The learner that does "best" is arguably Jack. Jack's average mean squared error is smaller than Josh's and Jill's across all sample sizes, and especially when it increases.

This is a different result from previously, and this is because the true_theta calculated for \tu\ involves two criterion that affects the mean squared error of each person.

1. closeness to MAP estimate
2. elasticity of learning

For Josh, while elasticity of learning is high, the MAP estimate is widely variable, which makes the distance of his MAP estimate change dramatically, and inconsistently, therefore his mean squared error is the largest of all learners.

For Jill, while the MAP estimate is steady and consistent, the inelasticity of learning due to large exposure inhibits Jill's MAP estimate to approach true_theta. 

For Jack, their MAP estimates are relatively consistent, yet doesn't sacrifice elasticity of learning. This combination allows the MAP estimate to approach true_theta faster than Jill, and more consistently than Josh.

The reason why these results are so dramatically different than \fɔɹ\ is because the true_theta for \fɔɹ\ is further away from the learner's MAP estimate than \tu\, encouraging elastic learning over consistency. 

### (k)

The human language data we give our model is very limited (just counts). What additional information do you think children use to learn the difference between homophones like *for* and *four*?

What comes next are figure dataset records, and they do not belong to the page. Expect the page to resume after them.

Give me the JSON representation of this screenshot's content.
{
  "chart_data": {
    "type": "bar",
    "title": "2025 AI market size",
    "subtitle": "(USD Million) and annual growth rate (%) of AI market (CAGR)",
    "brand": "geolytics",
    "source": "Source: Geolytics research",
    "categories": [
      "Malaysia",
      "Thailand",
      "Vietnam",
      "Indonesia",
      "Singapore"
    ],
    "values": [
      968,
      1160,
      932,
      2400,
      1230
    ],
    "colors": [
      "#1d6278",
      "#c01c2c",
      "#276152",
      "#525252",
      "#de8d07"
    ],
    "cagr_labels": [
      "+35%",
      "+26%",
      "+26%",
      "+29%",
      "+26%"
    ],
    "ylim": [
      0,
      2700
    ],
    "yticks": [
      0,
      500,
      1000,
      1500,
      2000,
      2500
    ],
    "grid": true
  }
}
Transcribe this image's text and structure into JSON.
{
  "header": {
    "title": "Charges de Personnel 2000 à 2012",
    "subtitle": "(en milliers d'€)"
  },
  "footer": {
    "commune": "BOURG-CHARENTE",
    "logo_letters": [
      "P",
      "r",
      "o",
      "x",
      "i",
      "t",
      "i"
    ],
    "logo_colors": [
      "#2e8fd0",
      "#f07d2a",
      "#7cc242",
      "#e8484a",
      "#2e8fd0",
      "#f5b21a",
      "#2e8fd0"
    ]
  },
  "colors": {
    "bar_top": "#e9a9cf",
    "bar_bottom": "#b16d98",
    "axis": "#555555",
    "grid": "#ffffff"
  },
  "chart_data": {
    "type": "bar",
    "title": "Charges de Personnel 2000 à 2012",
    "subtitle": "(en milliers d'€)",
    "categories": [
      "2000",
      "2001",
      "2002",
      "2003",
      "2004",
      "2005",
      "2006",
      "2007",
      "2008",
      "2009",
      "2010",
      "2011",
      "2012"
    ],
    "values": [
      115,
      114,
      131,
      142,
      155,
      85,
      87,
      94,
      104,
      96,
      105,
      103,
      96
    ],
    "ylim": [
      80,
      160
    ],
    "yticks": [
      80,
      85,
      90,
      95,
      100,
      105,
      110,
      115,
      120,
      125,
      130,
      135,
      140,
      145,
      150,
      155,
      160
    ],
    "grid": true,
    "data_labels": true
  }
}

An additional aid may include explicit direction of differentiation of homophones.

Rather than passive learning, where a child merely counts a word's occurance in a specific context, an explicit differentiation with their definitions may help them map the features to a particular homophone. For example, teaching a child that "four" is a number in a specific context where numbers are involved, and that "for" is a preposition used in context where a relations of nouns are involved will allow further distinction between the two word's meaning.



### Citations

$^1$ Brent, M.R. and T.A. Cartwright. 1996. Distributional regularity and phonotactic constraints are useful for segmentation. Cognition 61: 93-125.

$^2$ B.MacWhinney and C. Snow. 1985. The child language data exchange system. Journal of Child Language, 12:271-296.